Wrong idea number 3 was the one that almost put me over the edge.  Swimming.  I know how to swim.  I swim.  Just not very often and not very far.  Jumped in that lake in mid-June and swam out to the kayak and grabbed a float and went right back.  Made it one lap.  I thought okay, I can do this.  Tried it again.  Started having a hard time getting my breath.  Especially on Monday night swim practices and Saturday full practices.  After a month of total stress, I acknowledged that I was not going to make the swim.  Total relief.  No more pounding heart.  No more struggling to get my breath.  Just relief.

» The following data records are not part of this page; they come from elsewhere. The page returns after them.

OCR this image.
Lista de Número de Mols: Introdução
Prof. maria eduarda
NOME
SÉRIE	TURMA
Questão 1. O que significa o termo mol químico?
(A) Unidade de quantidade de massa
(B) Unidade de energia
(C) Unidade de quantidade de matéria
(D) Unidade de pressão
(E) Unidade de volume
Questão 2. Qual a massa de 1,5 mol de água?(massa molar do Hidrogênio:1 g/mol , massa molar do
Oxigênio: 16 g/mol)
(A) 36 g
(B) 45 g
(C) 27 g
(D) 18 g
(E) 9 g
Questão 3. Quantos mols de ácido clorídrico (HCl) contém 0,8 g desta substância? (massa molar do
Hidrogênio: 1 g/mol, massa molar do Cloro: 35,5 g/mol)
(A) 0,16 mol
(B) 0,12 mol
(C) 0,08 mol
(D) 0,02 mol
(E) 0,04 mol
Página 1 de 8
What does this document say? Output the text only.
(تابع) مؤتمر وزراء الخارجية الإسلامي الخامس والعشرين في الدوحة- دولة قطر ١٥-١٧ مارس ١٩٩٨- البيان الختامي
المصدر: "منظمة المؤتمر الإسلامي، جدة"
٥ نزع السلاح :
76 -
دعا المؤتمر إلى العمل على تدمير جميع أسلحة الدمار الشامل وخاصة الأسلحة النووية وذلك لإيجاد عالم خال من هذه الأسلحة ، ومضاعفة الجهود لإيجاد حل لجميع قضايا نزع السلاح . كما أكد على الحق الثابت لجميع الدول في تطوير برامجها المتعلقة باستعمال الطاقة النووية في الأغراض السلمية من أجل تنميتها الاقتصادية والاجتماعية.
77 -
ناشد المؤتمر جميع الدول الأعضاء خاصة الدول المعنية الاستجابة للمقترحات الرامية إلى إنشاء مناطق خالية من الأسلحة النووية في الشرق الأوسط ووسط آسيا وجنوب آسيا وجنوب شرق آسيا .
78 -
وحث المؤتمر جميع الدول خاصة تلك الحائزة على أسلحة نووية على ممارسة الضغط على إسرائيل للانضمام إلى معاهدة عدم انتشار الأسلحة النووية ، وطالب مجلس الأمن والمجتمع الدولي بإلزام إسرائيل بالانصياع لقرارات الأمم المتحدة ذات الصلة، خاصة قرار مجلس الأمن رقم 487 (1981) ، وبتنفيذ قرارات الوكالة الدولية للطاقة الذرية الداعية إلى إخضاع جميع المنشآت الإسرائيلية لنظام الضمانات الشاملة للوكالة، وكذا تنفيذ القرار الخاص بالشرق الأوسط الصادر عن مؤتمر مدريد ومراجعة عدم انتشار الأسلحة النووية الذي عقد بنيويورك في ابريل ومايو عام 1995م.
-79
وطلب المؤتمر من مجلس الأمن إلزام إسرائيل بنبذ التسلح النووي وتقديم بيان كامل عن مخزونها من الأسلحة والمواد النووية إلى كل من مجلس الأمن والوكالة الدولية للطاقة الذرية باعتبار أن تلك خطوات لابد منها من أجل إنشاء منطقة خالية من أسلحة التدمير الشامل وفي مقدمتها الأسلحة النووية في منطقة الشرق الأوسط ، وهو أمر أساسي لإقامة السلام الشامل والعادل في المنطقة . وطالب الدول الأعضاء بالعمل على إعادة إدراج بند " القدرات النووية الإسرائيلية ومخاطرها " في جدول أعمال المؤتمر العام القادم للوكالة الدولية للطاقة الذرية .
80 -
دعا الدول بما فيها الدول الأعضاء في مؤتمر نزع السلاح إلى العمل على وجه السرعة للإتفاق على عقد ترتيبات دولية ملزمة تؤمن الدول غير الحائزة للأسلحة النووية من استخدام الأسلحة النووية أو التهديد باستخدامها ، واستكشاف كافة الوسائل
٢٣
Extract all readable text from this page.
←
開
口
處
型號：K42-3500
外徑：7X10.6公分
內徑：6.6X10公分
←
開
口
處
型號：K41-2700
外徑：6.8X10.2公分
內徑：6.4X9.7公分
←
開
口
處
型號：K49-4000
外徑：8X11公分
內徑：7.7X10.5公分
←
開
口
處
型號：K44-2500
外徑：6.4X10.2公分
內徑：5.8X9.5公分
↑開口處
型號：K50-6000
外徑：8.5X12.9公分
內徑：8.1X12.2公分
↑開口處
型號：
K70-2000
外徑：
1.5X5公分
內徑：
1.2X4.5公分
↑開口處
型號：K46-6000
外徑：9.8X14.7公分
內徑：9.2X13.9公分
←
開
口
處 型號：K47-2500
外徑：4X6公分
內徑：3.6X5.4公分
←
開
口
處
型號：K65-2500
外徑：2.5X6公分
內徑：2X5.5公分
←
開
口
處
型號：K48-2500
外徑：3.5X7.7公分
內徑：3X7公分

But I still wanted to do the triathlon.  Another training partner just found out she would not be able to run or bike due to injuries, so we partnered – she handled the swim and I did the bike and the run/walk.  I felt so powerful and alive when I crossed that finish line!  It didn’t matter that I ‘only’ did two of the events – I did it, I wasn’t last, I didn’t crash, I felt incredible!  And I committed to doing it again in 2013.  And this time, I would swim!